I think pyproj.CRS has a simpler dependency list and has more features/functionality (it supports from_cf/to_cf). The only thing to be careful about is that it defaults to WKT2 when exporting to_wkt. I am not sure exactly what version of GDAL begins to support WKT2, but rasterio is currently limited to GDAL<3.0 for the time being.

snowman2 commented 5 years ago

My hope is to keep geoxarray fairly simple ...

That would definitiely be useful. With this thinking in mind, I am wondering if geoxarray will be a standardizer for geospatial python/xarray packages? If it's dependencies are pretty small, maybe it could be a base for rioxarray as far as retrieving CRS and other geospatial information and writing them back to the xarray dataset.

djhoese commented 5 years ago

It would be nice if our three libraries (if they stay as 3) could use the same naming and object types for coordinate variables at least. I see crs an issue especially with xarray's open_rasterio using rasterio's CRS object, but I feel like rasterio/gdal are really big dependencies to force on people.

I just saw your comment about geoxarray being a base for rioxarray (and possibly xgeo). I think that would be the long term goal, but given how slow its been for me to get a real package out maybe we can only maintain similar naming for a collaboration in the future.

...Or you could propose changes to geoxarray to support what you need in rioxarray and we could release something?

snowman2 commented 5 years ago

Or you could propose changes to geoxarray to support what you need in rioxarray and we could release something

Sounds like a good idea. I will think on this.

Geosynopsis commented 5 years ago

@djhoese @snowman2 As far as I understood the initial motive, it would be great to consolidate the libraries if possible. If you see the design pattern of xarray itself, the xarray relies optionally on many libraries like dask or rasterio or netcdf. So IMO, it makes sense to consolidate the libraries providing the options to the users to tune the dependencies based on the operations they want to use. That way, we can have a combined workforce on maintaining a single library.

snowman2 commented 5 years ago

@Geosynopsis, you are indeed correct that we want to consolidate functionality where it make sense. You also bring up a good example of a well-organized project with optional dependencies.

I am currently thinking that combining these libraries could happen in stages. My initial thoughts are in stage 1 we can combine the pieces of xgeo and rioxarray that are rasterio-only into rioxarray with keeping the design friendly for xgeo. Then, xgeo can use rioxarray in its code base for the rasterio part. In stage 2, rioxarray will update to use the geolocation management pieces from geoxarray and xgeo will get these updates for free.

After stage 2 is complete, I think we will be in a better place to decide if and how to better consolidate.
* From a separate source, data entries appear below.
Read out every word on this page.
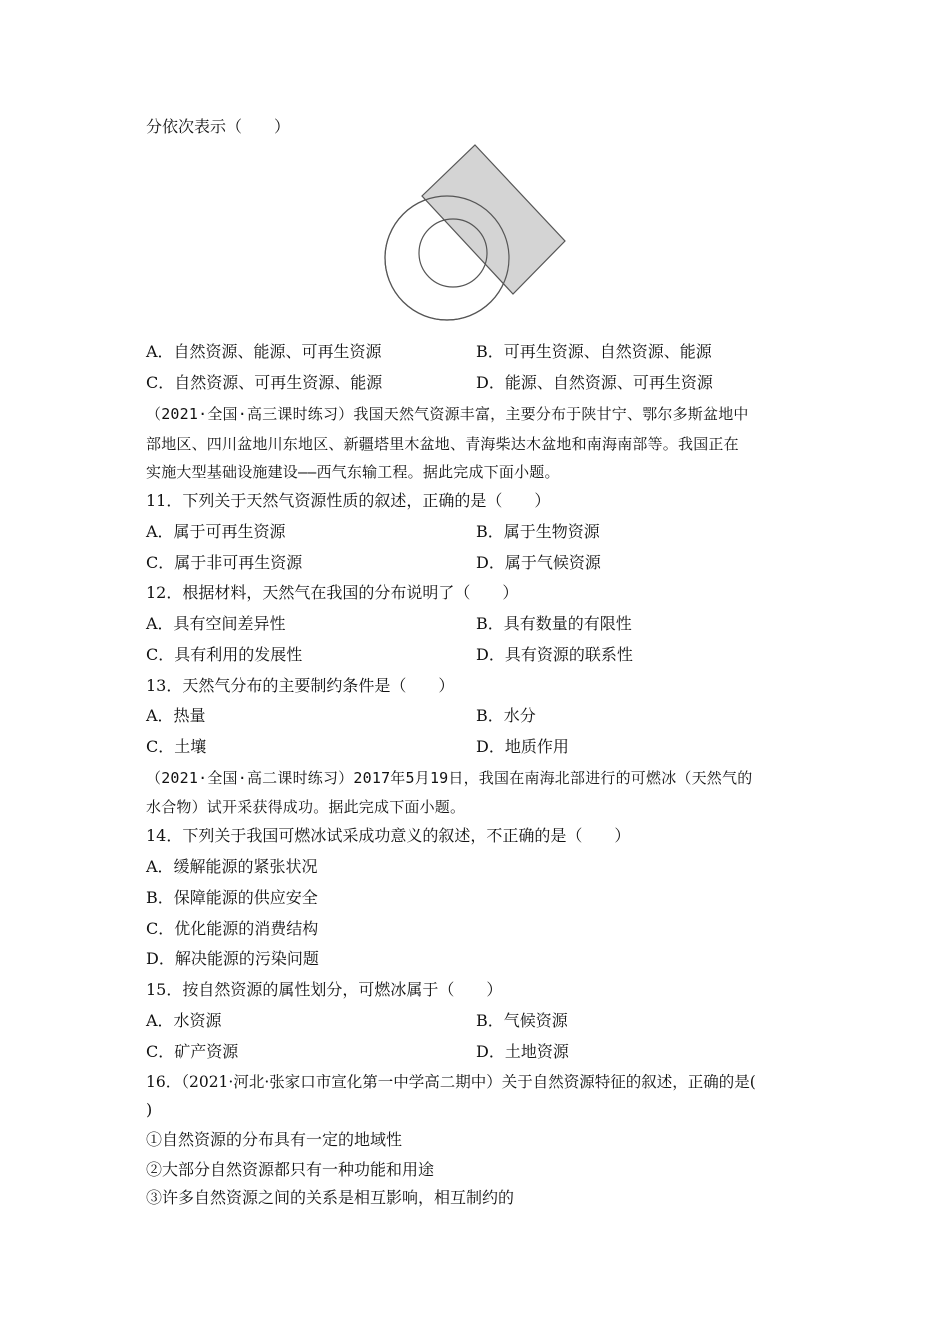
分依次表示（　　）
A．自然资源、能源、可再生资源	B．可再生资源、自然资源、能源
C．自然资源、可再生资源、能源	D．能源、自然资源、可再生资源
（2021·全国·高三课时练习）我国天然气资源丰富，主要分布于陕甘宁、鄂尔多斯盆地中
部地区、四川盆地川东地区、新疆塔里木盆地、青海柴达木盆地和南海南部等。我国正在
实施大型基础设施建设——西气东输工程。据此完成下面小题。
11．下列关于天然气资源性质的叙述，正确的是（　　）
A．属于可再生资源	B．属于生物资源
C．属于非可再生资源	D．属于气候资源
12．根据材料，天然气在我国的分布说明了（　　）
A．具有空间差异性	B．具有数量的有限性
C．具有利用的发展性	D．具有资源的联系性
13．天然气分布的主要制约条件是（　　）
A．热量	B．水分
C．土壤	D．地质作用
（2021·全国·高二课时练习）2017年5月19日，我国在南海北部进行的可燃冰（天然气的
水合物）试开采获得成功。据此完成下面小题。
14．下列关于我国可燃冰试采成功意义的叙述，不正确的是（　　）
A．缓解能源的紧张状况
B．保障能源的供应安全
C．优化能源的消费结构
D．解决能源的污染问题
15．按自然资源的属性划分，可燃冰属于（　　）
A．水资源	B．气候资源
C．矿产资源	D．土地资源
16．（2021·河北·张家口市宣化第一中学高二期中）关于自然资源特征的叙述，正确的是(
)
①自然资源的分布具有一定的地域性
②大部分自然资源都只有一种功能和用途
③许多自然资源之间的关系是相互影响，相互制约的
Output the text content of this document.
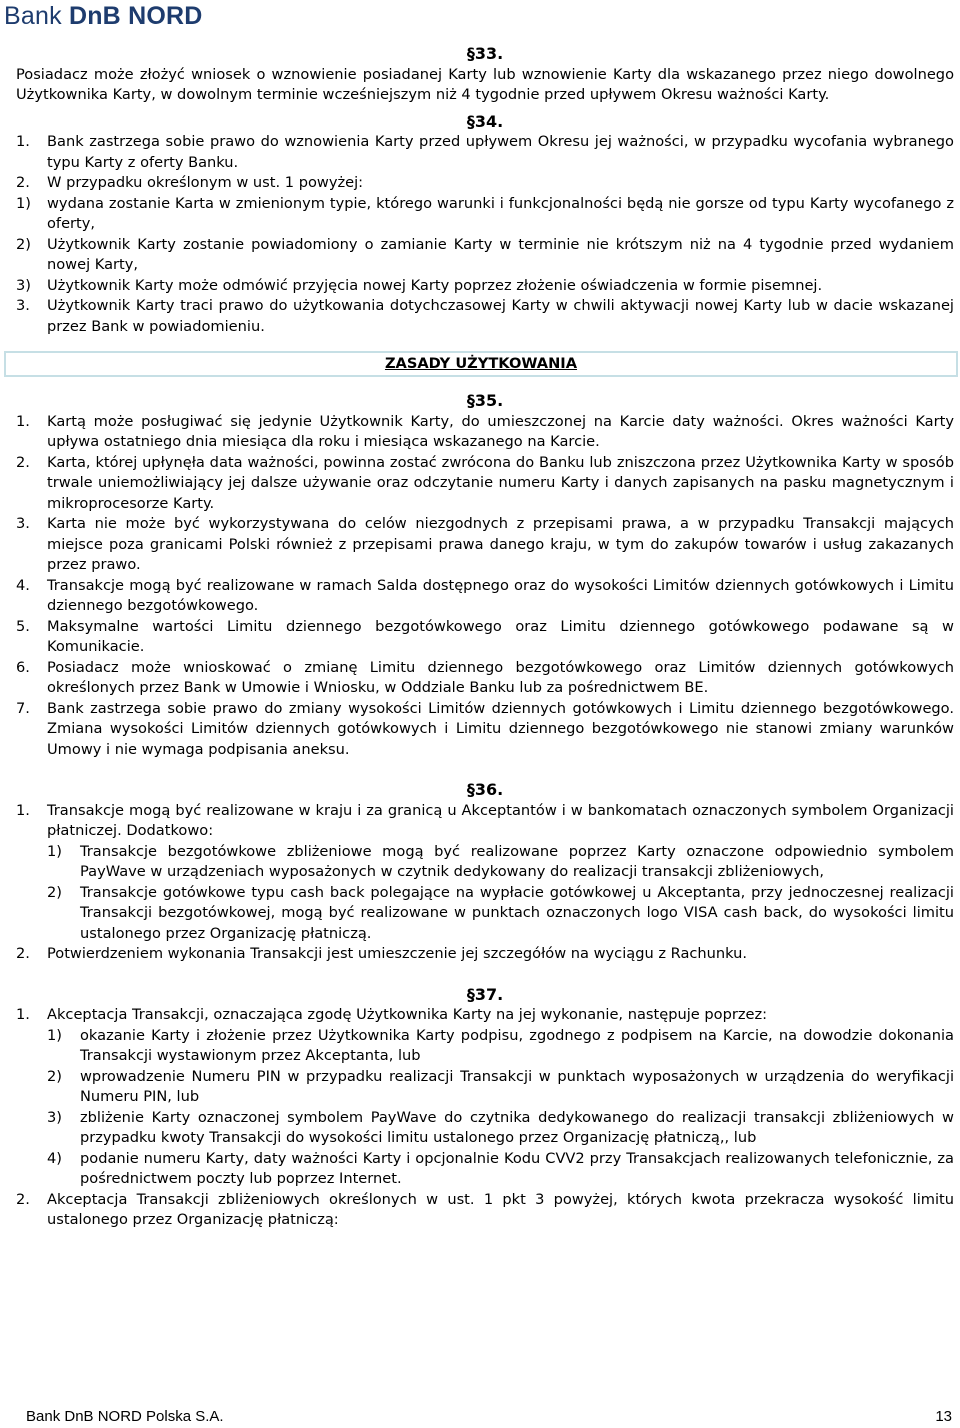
Bank DnB NORD
§33.

Posiadacz może złożyć wniosek o wznowienie posiadanej Karty lub wznowienie Karty dla wskazanego przez niego dowolnego Użytkownika Karty, w dowolnym terminie wcześniejszym niż 4 tygodnie przed upływem Okresu ważności Karty.

§34.
1. Bank zastrzega sobie prawo do wznowienia Karty przed upływem Okresu jej ważności, w przypadku wycofania wybranego typu Karty z oferty Banku.
2. W przypadku określonym w ust. 1 powyżej:
1) wydana zostanie Karta w zmienionym typie, którego warunki i funkcjonalności będą nie gorsze od typu Karty wycofanego z oferty,
2) Użytkownik Karty zostanie powiadomiony o zamianie Karty w terminie nie krótszym niż na 4 tygodnie przed wydaniem nowej Karty,
3) Użytkownik Karty może odmówić przyjęcia nowej Karty poprzez złożenie oświadczenia w formie pisemnej.
3. Użytkownik Karty traci prawo do użytkowania dotychczasowej Karty w chwili aktywacji nowej Karty lub w dacie wskazanej przez Bank w powiadomieniu.
ZASADY UŻYTKOWANIA
§35.
1. Kartą może posługiwać się jedynie Użytkownik Karty, do umieszczonej na Karcie daty ważności. Okres ważności Karty upływa ostatniego dnia miesiąca dla roku i miesiąca wskazanego na Karcie.
2. Karta, której upłynęła data ważności, powinna zostać zwrócona do Banku lub zniszczona przez Użytkownika Karty w sposób trwale uniemożliwiający jej dalsze używanie oraz odczytanie numeru Karty i danych zapisanych na pasku magnetycznym i mikroprocesorze Karty.
3. Karta nie może być wykorzystywana do celów niezgodnych z przepisami prawa, a w przypadku Transakcji mających miejsce poza granicami Polski również z przepisami prawa danego kraju, w tym do zakupów towarów i usług zakazanych przez prawo.
4. Transakcje mogą być realizowane w ramach Salda dostępnego oraz do wysokości Limitów dziennych gotówkowych i Limitu dziennego bezgotówkowego.
5. Maksymalne wartości Limitu dziennego bezgotówkowego oraz Limitu dziennego gotówkowego podawane są w Komunikacie.
6. Posiadacz może wnioskować o zmianę Limitu dziennego bezgotówkowego oraz Limitów dziennych gotówkowych określonych przez Bank w Umowie i Wniosku, w Oddziale Banku lub za pośrednictwem BE.
7. Bank zastrzega sobie prawo do zmiany wysokości Limitów dziennych gotówkowych i Limitu dziennego bezgotówkowego. Zmiana wysokości Limitów dziennych gotówkowych i Limitu dziennego bezgotówkowego nie stanowi zmiany warunków Umowy i nie wymaga podpisania aneksu.
§36.
1. Transakcje mogą być realizowane w kraju i za granicą u Akceptantów i w bankomatach oznaczonych symbolem Organizacji płatniczej. Dodatkowo:
1) Transakcje bezgotówkowe zbliżeniowe mogą być realizowane poprzez Karty oznaczone odpowiednio symbolem PayWave w urządzeniach wyposażonych w czytnik dedykowany do realizacji transakcji zbliżeniowych,
2) Transakcje gotówkowe typu cash back polegające na wypłacie gotówkowej u Akceptanta, przy jednoczesnej realizacji Transakcji bezgotówkowej, mogą być realizowane w punktach oznaczonych logo VISA cash back, do wysokości limitu ustalonego przez Organizację płatniczą.
2. Potwierdzeniem wykonania Transakcji jest umieszczenie jej szczegółów na wyciągu z Rachunku.
§37.
1. Akceptacja Transakcji, oznaczająca zgodę Użytkownika Karty na jej wykonanie, następuje poprzez:
1) okazanie Karty i złożenie przez Użytkownika Karty podpisu, zgodnego z podpisem na Karcie, na dowodzie dokonania Transakcji wystawionym przez Akceptanta, lub
2) wprowadzenie Numeru PIN w przypadku realizacji Transakcji w punktach wyposażonych w urządzenia do weryfikacji Numeru PIN, lub
3) zbliżenie Karty oznaczonej symbolem PayWave do czytnika dedykowanego do realizacji transakcji zbliżeniowych w przypadku kwoty Transakcji do wysokości limitu ustalonego przez Organizację płatniczą,, lub
4) podanie numeru Karty, daty ważności Karty i opcjonalnie Kodu CVV2 przy Transakcjach realizowanych telefonicznie, za pośrednictwem poczty lub poprzez Internet.
2. Akceptacja Transakcji zbliżeniowych określonych w ust. 1 pkt 3 powyżej, których kwota przekracza wysokość limitu ustalonego przez Organizację płatniczą:
Bank DnB NORD Polska S.A.	13
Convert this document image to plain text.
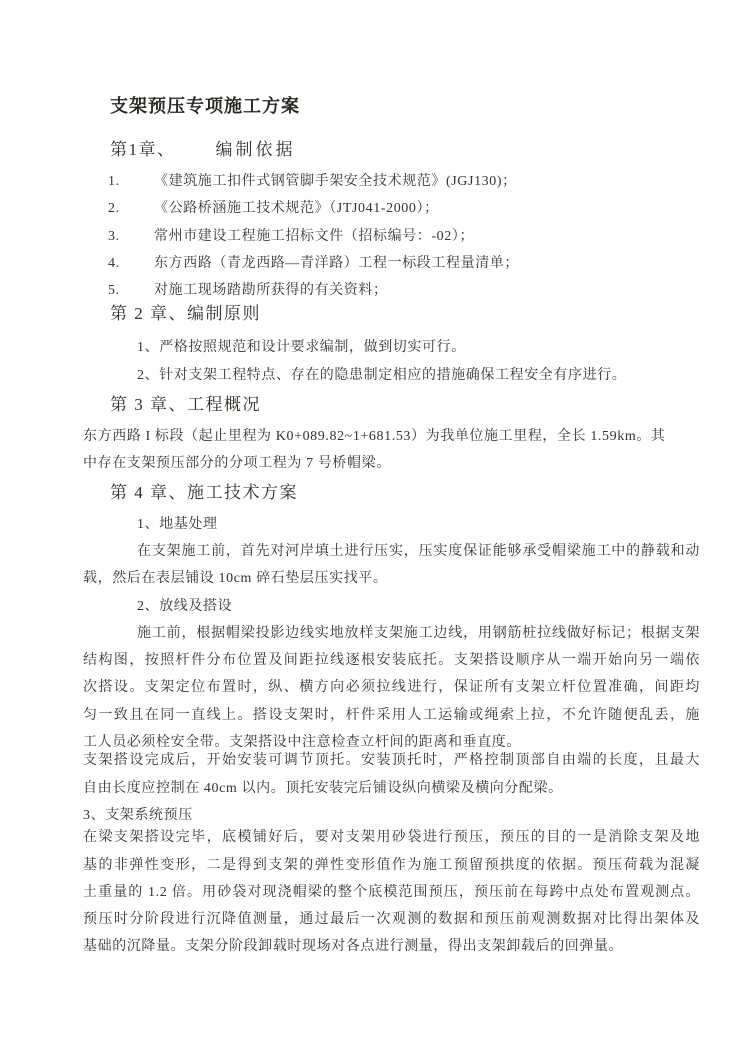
支架预压专项施工方案
第1章、 编制依据
1.	《建筑施工扣件式钢管脚手架安全技术规范》(JGJ130)；
2.	《公路桥涵施工技术规范》（JTJ041-2000）；
3.	常州市建设工程施工招标文件（招标编号：-02）；
4.	东方西路（青龙西路—青洋路）工程一标段工程量清单；
5.	对施工现场踏勘所获得的有关资料；
第 2 章、编制原则
1、严格按照规范和设计要求编制，做到切实可行。
2、针对支架工程特点、存在的隐患制定相应的措施确保工程安全有序进行。
第 3 章、工程概况
东方西路 I 标段（起止里程为 K0+089.82~1+681.53）为我单位施工里程，全长 1.59km。其
中存在支架预压部分的分项工程为 7 号桥帽梁。
第 4 章、施工技术方案
1、地基处理
在支架施工前，首先对河岸填土进行压实，压实度保证能够承受帽梁施工中的静载和动
载，然后在表层铺设 10cm 碎石垫层压实找平。
2、放线及搭设
施工前，根据帽梁投影边线实地放样支架施工边线，用钢筋桩拉线做好标记；根据支架
结构图，按照杆件分布位置及间距拉线逐根安装底托。支架搭设顺序从一端开始向另一端依
次搭设。支架定位布置时，纵、横方向必须拉线进行，保证所有支架立杆位置准确，间距均
匀一致且在同一直线上。搭设支架时，杆件采用人工运输或绳索上拉，不允许随便乱丢，施
工人员必须栓安全带。支架搭设中注意检查立杆间的距离和垂直度。
支架搭设完成后，开始安装可调节顶托。安装顶托时，严格控制顶部自由端的长度，且最大
自由长度应控制在 40cm 以内。顶托安装完后铺设纵向横梁及横向分配梁。
3、支架系统预压
在梁支架搭设完毕，底模铺好后，要对支架用砂袋进行预压，预压的目的一是消除支架及地
基的非弹性变形，二是得到支架的弹性变形值作为施工预留预拱度的依据。预压荷载为混凝
土重量的 1.2 倍。用砂袋对现浇帽梁的整个底模范围预压，预压前在每跨中点处布置观测点。
预压时分阶段进行沉降值测量，通过最后一次观测的数据和预压前观测数据对比得出架体及
基础的沉降量。支架分阶段卸载时现场对各点进行测量，得出支架卸载后的回弹量。
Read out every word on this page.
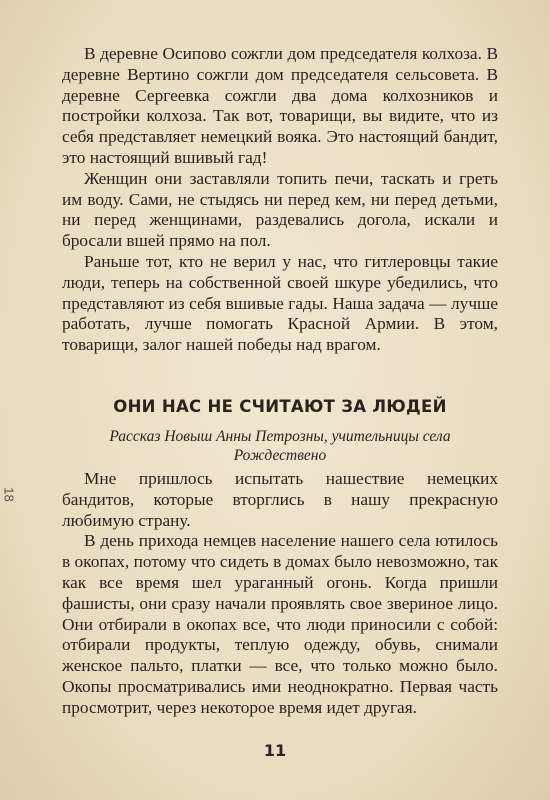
18

В деревне Осипово сожгли дом председателя колхоза. В деревне Вертино сожгли дом председателя сельсовета. В деревне Сергеевка сожгли два дома колхозников и постройки колхоза. Так вот, товарищи, вы видите, что из себя представляет немецкий вояка. Это настоящий бандит, это настоящий вшивый гад!

Женщин они заставляли топить печи, таскать и греть им воду. Сами, не стыдясь ни перед кем, ни перед детьми, ни перед женщинами, раздевались догола, искали и бросали вшей прямо на пол.

Раньше тот, кто не верил у нас, что гитлеровцы такие люди, теперь на собственной своей шкуре убедились, что представляют из себя вшивые гады. Наша задача — лучше работать, лучше помогать Красной Армии. В этом, товарищи, залог нашей победы над врагом.

ОНИ НАС НЕ СЧИТАЮТ ЗА ЛЮДЕЙ

Рассказ Новыш Анны Петрозны, учительницы села Рождествено

Мне пришлось испытать нашествие немецких бандитов, которые вторглись в нашу прекрасную любимую страну.

В день прихода немцев население нашего села ютилось в окопах, потому что сидеть в домах было невозможно, так как все время шел ураганный огонь. Когда пришли фашисты, они сразу начали проявлять свое звериное лицо. Они отбирали в окопах все, что люди приносили с собой: отбирали продукты, теплую одежду, обувь, снимали женское пальто, платки — все, что только можно было. Окопы просматривались ими неоднократно. Первая часть просмотрит, через некоторое время идет другая.

11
In the end, it all comes down to what the scope of projects should be. Keeping them separate is also a good option and examples of doing so are in related xarray projects and django extensions.

That way, we can have a combined workforce on maintaining a single library.

I think either way we organize it we can have a combined workforce working towards the same goal.

But, I think having time to think about it would be a good idea too (at least for me :)).